The algorithm Adger uses to determine the label of a node is a bit different, and in fact I think I like his way of doing it better. Again, this is not really a difference in the content of the theory, this is just a difference in the convention of how the nodes are written down.
In Adger’s system, the label is named based on the feature content itself, in particular, the unchecked uninterpretable features. Here’s how this works: If an element has no uninterpretable features left to check, it is a maximal projection (NP, VP, etc.). The reason, of course, is that its features can’t project any higher because your features only project when you Merge with something that checks one of your uninterpretable features. If an element is straight out of the lexicon (at the frontier of the tree), then it is a head (N, V, …, or N0, V0, …). Otherwise, if it still has uninterpretable features to check, it is an intermediate projection.
One advantage to using Adger’s labeling conventions is that it is less ambiguous about what the node labels should look like when you adjoin one thing to another. Think it through, and you’ll probably see what I mean.
One difference between the way I’d proposed doing it in class and the way Adger does it can be seen, for example, in the trees on p. 133: v and VP are Merged, and the resulting object is listed as being a v′. Why is it a v′? Easy: It’s not a head (it didn’t come out of the lexicon, it exists because Merge put it together), and it has at least one unchecked uninterpretable feature. So, we know that the next Merge is going to have to check that feature and that the features of v are going to project further. (The way I introduced this in class, that same object would have been a vP—and not a v′—until the next step, at which point its features would project higher).
I think for clarity and consistency, I would prefer that you go ahead and use Adger’s system as outlined here.
Now, on to another convention about how trees are drawn: the annotation of nodes with their feature content. Adger tends to write all of the features under the heads, and then write all of the uninterpretable features left to check by the label of the combined units, although he is not really consistent about doing that. It might be a help to your accounting of what’s left to check to do it that way. But, what I generally do is write all of the features under the heads, and then cross them out there (still under the head) as they are checked off. As far as I can see, the system Adger uses when drawing his trees is this: A node is annotated with the uninterpretable feature that is checked when the node is Merged with its sister (and if the node does not yet have a sister, the feature isn’t yet checked). See p. 137 or p. 144 for examples.

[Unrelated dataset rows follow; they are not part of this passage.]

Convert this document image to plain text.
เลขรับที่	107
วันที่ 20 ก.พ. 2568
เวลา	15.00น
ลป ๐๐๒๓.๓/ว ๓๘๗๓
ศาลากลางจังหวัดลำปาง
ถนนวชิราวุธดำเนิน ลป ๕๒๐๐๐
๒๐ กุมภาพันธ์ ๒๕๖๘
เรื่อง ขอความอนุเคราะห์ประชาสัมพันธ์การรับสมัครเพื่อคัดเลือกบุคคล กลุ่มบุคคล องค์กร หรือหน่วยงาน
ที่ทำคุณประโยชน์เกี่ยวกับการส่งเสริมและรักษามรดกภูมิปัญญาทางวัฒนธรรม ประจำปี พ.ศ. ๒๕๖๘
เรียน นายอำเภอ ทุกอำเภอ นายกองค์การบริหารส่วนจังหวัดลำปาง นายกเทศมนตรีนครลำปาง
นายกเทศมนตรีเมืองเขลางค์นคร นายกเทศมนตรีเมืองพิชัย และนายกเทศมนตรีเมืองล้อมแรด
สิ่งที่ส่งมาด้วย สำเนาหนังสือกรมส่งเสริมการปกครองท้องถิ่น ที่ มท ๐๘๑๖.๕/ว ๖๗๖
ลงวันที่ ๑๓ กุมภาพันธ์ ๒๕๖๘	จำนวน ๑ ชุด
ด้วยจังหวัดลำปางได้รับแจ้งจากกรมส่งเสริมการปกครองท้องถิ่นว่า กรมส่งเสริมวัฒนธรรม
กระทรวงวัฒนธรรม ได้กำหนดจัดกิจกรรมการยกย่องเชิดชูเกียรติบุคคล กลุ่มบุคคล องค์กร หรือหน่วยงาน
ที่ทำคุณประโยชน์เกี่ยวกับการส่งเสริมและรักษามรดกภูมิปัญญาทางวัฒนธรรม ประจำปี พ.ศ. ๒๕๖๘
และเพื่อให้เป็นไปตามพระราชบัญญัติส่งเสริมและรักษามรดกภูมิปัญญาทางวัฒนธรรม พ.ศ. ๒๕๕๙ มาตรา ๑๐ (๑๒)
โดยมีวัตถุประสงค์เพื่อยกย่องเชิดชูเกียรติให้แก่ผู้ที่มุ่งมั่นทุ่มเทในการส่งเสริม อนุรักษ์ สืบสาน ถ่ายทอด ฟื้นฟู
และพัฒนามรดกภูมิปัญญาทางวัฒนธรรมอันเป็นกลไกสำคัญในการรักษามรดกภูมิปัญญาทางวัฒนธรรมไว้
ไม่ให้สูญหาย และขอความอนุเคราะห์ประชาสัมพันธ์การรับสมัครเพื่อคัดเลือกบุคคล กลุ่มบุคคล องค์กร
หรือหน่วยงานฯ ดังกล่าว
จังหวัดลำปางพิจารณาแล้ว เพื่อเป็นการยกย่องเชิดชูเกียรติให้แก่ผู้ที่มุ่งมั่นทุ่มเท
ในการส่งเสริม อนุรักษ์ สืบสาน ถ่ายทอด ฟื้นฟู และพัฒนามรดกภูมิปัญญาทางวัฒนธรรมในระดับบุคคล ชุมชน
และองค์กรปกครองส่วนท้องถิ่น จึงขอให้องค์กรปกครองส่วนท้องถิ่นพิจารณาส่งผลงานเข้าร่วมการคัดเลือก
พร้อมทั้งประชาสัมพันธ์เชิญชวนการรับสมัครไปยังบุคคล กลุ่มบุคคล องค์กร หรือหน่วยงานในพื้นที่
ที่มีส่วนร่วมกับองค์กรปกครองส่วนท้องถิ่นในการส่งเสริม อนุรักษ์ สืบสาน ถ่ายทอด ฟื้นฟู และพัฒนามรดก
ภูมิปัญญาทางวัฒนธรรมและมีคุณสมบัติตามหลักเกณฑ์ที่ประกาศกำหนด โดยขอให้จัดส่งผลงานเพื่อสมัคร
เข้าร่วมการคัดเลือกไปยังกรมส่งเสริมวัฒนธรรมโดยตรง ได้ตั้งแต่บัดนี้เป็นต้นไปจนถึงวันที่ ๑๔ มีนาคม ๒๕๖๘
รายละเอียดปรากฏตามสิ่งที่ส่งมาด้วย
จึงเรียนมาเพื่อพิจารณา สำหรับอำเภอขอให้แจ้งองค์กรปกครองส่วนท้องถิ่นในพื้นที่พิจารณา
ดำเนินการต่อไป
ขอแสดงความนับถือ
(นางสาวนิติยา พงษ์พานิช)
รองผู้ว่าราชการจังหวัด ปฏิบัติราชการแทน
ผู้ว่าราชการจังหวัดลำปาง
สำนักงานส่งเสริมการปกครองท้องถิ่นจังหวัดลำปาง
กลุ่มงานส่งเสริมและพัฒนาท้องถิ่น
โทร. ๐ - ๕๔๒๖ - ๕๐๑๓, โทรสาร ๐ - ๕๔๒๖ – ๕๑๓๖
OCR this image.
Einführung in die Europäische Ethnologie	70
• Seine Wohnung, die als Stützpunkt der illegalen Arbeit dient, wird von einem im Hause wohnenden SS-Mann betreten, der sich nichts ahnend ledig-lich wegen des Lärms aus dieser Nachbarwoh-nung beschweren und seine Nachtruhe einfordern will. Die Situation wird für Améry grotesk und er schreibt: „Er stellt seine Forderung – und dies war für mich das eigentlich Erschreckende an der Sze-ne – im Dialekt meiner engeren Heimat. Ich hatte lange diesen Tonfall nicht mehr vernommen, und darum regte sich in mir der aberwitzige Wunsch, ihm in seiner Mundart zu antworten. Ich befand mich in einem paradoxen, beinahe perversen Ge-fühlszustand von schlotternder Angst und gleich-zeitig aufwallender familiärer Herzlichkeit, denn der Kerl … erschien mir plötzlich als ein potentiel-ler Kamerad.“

I, on the other hand, would just write all of the features under the head, not annotate any nonterminal nodes, and cross out the features as they are checked, under the head. What I like more about this is that it’s clearer than, e.g., the trees on p. 137, about what the features are that the lexical item came with in the first place.
So, I’d say this is a good policy to follow: Use Adger’s conventions for node labeling, based on how many uninterpretable features a node has. Use my conventions for annotating nodes with features, by putting the features down by each head, without any annotations of the feature content of nonterminal nodes.